Ces évolutions pourraient devenir une opportunité nouvelle pour des parties prenantes peu impliquées en normalisation. Elles nécessitent aussi une adaptation des experts déjà impliqués (développement d’autres compétences que leur simple expertise technique).
Dans ce contexte, il s’agit donc ensuite d’apporter quelques enseignements et recommandations pour aider à toute partie prenante à s’intéresser à la normalisation en l’utilisant pour porter sa stratégie mais aussi pour inviter et aider les experts déjà impliqués à décoder les stratégies des autres parties prenantes dans les structures normatives où ils travaillent
Lancer un nouveau domaine normatif ou bien un chantier normatif spécifique, force l’attention portée sur le sujet avec une recherche de consensus sur la façon de l’appréhender : le fait de réunir des parties prenantes autour d’une thématique ou d’un sujet spécifique met en lumière l’importance d’un sujet, via la création de structures dédiées au débat et des appels à experts associés.
La phase de publication de la norme est une période particulièrement propice à la communication : Elle est de fait souvent accompagnée d’une communication renforcée par les organisations de normalisation internationales (ISO, IEC, ITU), européennes (CEN, CENELEC, ESTI) ou nationales (ex : AFNOR pour la France).
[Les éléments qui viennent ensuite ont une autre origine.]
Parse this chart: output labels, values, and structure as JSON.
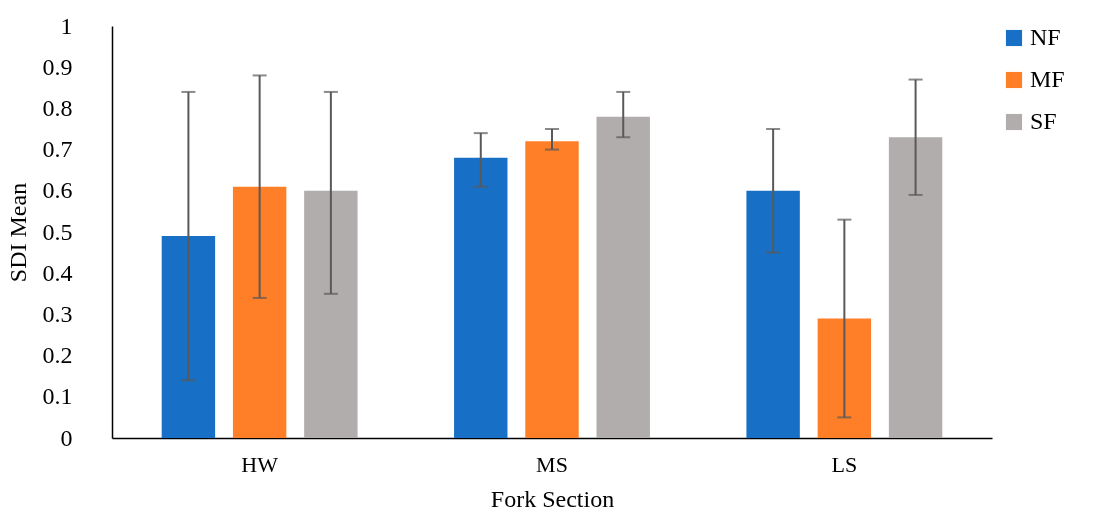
{
  "chart_data": {
    "type": "bar",
    "xlabel": "Fork Section",
    "ylabel": "SDI Mean",
    "categories": [
      "HW",
      "MS",
      "LS"
    ],
    "series": [
      {
        "name": "NF",
        "color": "#1870c6",
        "values": [
          0.49,
          0.68,
          0.6
        ],
        "errors": [
          [
            0.14,
            0.84
          ],
          [
            0.61,
            0.74
          ],
          [
            0.45,
            0.75
          ]
        ]
      },
      {
        "name": "MF",
        "color": "#fe7f27",
        "values": [
          0.61,
          0.72,
          0.29
        ],
        "errors": [
          [
            0.34,
            0.88
          ],
          [
            0.7,
            0.75
          ],
          [
            0.05,
            0.53
          ]
        ]
      },
      {
        "name": "SF",
        "color": "#b0adac",
        "values": [
          0.6,
          0.78,
          0.73
        ],
        "errors": [
          [
            0.35,
            0.84
          ],
          [
            0.73,
            0.84
          ],
          [
            0.59,
            0.87
          ]
        ]
      }
    ],
    "ylim": [
      0,
      1
    ],
    "yticks": [
      0,
      0.1,
      0.2,
      0.3,
      0.4,
      0.5,
      0.6,
      0.7,
      0.8,
      0.9,
      1
    ],
    "grid": false,
    "legend": "top right"
  }
}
Les examens systématiques tous les 5 ans sont aussi l’occasion de remettre le sujet sur la table et de resensibiliser à l’importance du sujet traité par la norme.
La norme doit être considérée non seulement pour la valeur de son contenu mais aussi pour les messages et débats qu’elle véhicule sur un sujet : quelle que soit la qualité intrinsèque et l’applicabilité du document, cette dimension doit être considérée par les experts dont la maturité en matière de communication est relativement variable avec deux postures extrêmes :
Certains ne s’attachent qu’au contenu technique du texte et se privent de fait de la puissance du vecteur de communication qu’elle peut induire ;
D’autres considèrent en revanche en priorité l’outil de communication associé avec le risque qu’en le privilégiant à outrance, la finalité du document se perde ce qui peut nuire à son caractère opérationnel pour des utilisateurs.
Normaliser c’est donc non seulement établir une norme qui fera consensus au service de l’intérêt général pour résoudre des problèmes concrets, mais c’est aussi indirectement communiquer sur un sujet pour en justifier l’importance, identifier les problèmes qu’il pose et faire valoir un leadership, une maîtrise ou une avancée particulière par un groupe d’acteurs, un pays, une région du monde.
Des motivations et stratégies diverses des experts peuvent être l’origine du chantier. Il en résulte généralement des stratégies de communication différenciées selon ces motivations. De fait certains peuvent vouloir :
Mettre un domaine de réflexion/un sujet à l’agenda même si la solution « technique » n’existe pas afin de stimuler l’innovation sur ce sujet ;
Préparer le marché à une innovation en préparation même si elle n’est pas encore aboutie en communiquant sur l’existence de solutions voire même créer un nouveau marché ;
Créer un nouveau marché pour des solutions existantes qui n’ont pas encore de marché ;
Forcer le marché à s’intéresser à un sujet et à s’aligner sur un niveau correspondant à celui offert par un groupe d’acteurs déterminé ;
Faire valoir le leadership d’un pays sur le domaine tout en s’assurant de contrôler les solutions qui pourraient être mises en place sur son territoire et celles qui pourraient être exportées vers d’autres pays.
Cette stratégie s’adapte à chaque cas et chaque étape du processus (avant, pendant le processus de normalisation et après la publication du(des) document(s) en fonction de la réaction des autres parties prenantes internationales et du niveau de contre-pouvoir qu’elles seront capables de susciter.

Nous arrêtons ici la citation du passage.